Shanghai Gold and Silver Premiums Through The Roof

This is unprecedented. I have never seen such high premiums before in Shanghai. 3.5% premium (that’s $35/ounce) on gold and 12% premium (that’s $2/ounce) on silver (VAT tax not included). Just based on this, precious metals could be bottoming out.

Also dealers like APMEX have high premiums for gold.

Silver is somewhat lower in premium.

But what is most striking is that mining companies refuse to lower their physical bullion sale price. This leads to very high premiums.

Where is the U.S. Dollar headed?

In one simple chart. If you believe U.S. bond yields will go up, the U.S. dollar will go down. I just watched Gundlach’s live presentation and the most interesting part was that inflation expectations are going up, so you can be absolutely sure that bond yields will be going up, which will put pressure on the U.S. dollar.
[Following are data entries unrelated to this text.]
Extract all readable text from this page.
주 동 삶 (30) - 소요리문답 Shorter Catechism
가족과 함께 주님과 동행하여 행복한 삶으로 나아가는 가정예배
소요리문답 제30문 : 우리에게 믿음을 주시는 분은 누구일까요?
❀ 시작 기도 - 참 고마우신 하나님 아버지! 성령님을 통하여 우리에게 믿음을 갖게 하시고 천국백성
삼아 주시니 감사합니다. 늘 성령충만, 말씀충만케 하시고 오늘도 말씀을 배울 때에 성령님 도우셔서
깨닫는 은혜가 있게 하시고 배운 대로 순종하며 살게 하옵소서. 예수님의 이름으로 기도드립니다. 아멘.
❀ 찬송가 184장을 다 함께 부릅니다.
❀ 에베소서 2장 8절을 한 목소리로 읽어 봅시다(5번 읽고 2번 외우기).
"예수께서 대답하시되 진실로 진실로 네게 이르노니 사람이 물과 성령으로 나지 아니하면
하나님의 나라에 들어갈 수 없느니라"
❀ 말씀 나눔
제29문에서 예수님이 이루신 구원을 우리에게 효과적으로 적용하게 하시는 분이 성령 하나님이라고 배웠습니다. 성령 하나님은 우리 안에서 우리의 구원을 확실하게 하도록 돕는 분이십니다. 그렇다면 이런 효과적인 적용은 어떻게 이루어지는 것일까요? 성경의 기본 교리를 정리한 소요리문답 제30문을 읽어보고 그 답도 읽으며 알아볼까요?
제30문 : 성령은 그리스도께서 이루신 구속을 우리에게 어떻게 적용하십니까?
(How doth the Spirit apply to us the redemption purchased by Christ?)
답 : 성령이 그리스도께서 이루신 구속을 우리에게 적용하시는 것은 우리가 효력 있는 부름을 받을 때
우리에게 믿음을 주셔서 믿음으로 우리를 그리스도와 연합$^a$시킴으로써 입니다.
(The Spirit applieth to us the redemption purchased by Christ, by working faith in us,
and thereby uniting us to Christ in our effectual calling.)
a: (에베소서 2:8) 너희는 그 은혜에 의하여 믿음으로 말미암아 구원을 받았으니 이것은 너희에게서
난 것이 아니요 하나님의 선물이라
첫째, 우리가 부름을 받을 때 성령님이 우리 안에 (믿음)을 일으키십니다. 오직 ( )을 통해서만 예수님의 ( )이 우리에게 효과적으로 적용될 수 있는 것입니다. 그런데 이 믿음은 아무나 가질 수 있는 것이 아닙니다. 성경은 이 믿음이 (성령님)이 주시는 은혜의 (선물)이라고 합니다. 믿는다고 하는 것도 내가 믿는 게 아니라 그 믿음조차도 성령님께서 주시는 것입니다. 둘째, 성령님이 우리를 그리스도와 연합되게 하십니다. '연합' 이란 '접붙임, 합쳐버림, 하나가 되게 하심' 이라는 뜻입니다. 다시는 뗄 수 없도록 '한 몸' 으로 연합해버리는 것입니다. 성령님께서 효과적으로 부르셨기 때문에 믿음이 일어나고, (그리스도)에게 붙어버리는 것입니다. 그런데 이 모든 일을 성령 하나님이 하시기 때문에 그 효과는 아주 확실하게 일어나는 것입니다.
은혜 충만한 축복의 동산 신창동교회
Where do we go from here for gold?

Gold investors have not been doing good lately, but there is light at the end of the tunnel.
The 10 year bond yield has been rising from 1.8% to 2.4% since the election, but 10 year TIPS yields have only been rising from 0.14% to 0.45%. So that means there is more demand for TIPS bonds than for normal bonds.

People buy TIPS bonds to hedge against inflation, so I expect there will be a higher inflation rate going forward.

The CPI has been consistently rising year over year.

If the CPI rises faster than bond yields rise, then that would be good for gold. And it looks like the blue line here (TIPS yield) is trending to the downside, which means the red line (gold price) will be rising.

The COT report for this week was bullish for gold. Managed money shorts have been rising and commercials have been covering their shorts. At this rate I will be buying gold end December-January.

Silver is less bullish, but will eventually follow where gold is headed.